Silk Road Forum: President Xi told the Belt and Road Forum that he has earmarked an additional US$113 billion for this sprawling trade initiative, writes Pepe Escobar. Xi delivered the forum’s opening keynote speech to an audience that included Russian President Vladimir Putin, Turkish President Recep Tayyip Erdogan, Philippines President Rodrigo Duterte and a host of other world leaders and top ranking officials.
Seoul looks north? South Korea’s new president has appointed a right-hand man, Im Jong-seok, who served a prison term for behavior that a court considered was aiding his country’s main enemy, North Korea.
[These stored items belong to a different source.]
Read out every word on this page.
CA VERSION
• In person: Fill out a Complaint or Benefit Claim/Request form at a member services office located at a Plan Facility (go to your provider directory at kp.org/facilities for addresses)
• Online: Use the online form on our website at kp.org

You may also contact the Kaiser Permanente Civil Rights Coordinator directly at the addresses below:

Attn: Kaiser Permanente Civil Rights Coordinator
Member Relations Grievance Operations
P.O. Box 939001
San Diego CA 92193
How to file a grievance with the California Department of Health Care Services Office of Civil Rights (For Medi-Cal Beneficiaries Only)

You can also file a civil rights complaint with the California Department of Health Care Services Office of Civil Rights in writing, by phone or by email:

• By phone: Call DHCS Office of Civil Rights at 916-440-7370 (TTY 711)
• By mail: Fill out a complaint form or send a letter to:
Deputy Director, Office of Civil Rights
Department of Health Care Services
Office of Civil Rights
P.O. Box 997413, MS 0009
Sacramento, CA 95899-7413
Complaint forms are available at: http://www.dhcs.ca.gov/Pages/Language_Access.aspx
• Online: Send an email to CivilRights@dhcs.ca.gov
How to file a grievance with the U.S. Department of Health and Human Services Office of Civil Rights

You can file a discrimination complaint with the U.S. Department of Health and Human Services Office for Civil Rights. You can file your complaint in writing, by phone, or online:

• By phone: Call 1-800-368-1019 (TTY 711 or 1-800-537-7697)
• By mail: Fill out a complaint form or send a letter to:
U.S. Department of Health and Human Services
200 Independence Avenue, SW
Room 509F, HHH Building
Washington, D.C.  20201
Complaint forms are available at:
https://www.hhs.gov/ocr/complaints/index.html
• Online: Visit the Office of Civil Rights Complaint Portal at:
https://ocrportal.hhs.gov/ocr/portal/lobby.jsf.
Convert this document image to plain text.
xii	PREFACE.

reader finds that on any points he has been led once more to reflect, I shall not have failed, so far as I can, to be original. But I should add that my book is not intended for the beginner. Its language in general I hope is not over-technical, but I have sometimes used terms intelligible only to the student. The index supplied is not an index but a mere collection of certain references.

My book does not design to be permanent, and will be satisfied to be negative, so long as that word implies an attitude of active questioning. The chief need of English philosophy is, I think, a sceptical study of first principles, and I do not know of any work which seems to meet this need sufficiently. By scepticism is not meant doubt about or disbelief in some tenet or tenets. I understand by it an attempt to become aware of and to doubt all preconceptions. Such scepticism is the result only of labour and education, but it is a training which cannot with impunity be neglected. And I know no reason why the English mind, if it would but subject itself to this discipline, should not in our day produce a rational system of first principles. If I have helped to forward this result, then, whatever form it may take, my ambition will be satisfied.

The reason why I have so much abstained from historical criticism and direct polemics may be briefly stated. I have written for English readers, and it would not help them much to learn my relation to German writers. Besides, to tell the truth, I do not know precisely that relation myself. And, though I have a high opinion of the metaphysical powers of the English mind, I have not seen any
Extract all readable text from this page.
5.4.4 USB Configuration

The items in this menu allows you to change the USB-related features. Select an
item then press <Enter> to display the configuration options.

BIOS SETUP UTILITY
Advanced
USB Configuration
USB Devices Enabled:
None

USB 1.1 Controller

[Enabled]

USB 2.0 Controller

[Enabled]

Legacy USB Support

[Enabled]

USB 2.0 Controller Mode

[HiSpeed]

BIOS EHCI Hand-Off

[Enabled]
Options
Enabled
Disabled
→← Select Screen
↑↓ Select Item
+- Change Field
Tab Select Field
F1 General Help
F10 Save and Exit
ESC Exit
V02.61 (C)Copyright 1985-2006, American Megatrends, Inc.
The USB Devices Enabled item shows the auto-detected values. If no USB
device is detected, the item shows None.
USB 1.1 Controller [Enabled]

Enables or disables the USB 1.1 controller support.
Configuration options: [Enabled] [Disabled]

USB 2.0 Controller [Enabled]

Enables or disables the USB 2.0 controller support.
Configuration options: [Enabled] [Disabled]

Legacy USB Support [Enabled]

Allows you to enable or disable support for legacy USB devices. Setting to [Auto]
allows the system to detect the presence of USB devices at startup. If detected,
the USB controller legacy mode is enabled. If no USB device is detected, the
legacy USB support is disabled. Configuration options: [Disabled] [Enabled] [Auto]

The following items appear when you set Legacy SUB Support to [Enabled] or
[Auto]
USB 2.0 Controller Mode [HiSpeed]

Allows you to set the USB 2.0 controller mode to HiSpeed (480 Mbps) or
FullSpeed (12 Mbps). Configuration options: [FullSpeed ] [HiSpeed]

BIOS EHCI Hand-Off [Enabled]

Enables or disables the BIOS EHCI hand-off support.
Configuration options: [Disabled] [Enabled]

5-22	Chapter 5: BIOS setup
Bradley K. Martin writes that Im, who was convicted and sentenced in 1989 after arranging an illegal visit to Pyongyang by a fellow leftist activist, is now chief of staff to president elect, Moon Jae-in.
Indonesia’s Islamic intolerance: There are renewed calls to scrap Indonesia’s 1965 blasphemy law following last week’s conviction and imprisonment of ethnic-Chinese Jakarta governor Basuki “Ahok” Purnama. John McBeth reports that the growing use of the law inhibits free speech and has marginalized Christians, minority sect Muslims and other groups in a country whose secular Constitution clearly protects religious freedom.
Russia’s Eastern gamble: After Lawrence Ho’s Tigre de Cristal casino complex project proved the concept of a Northeast Asian gambling hub, the much-delayed Mayak project near Vladivostok is at last starting to gain traction. Asia Times reports that the US$350 million resort is expected to open early in 2019 with a hotel, concert venue and casino that will boast an estimated 300 slot machines and 30 gaming tables.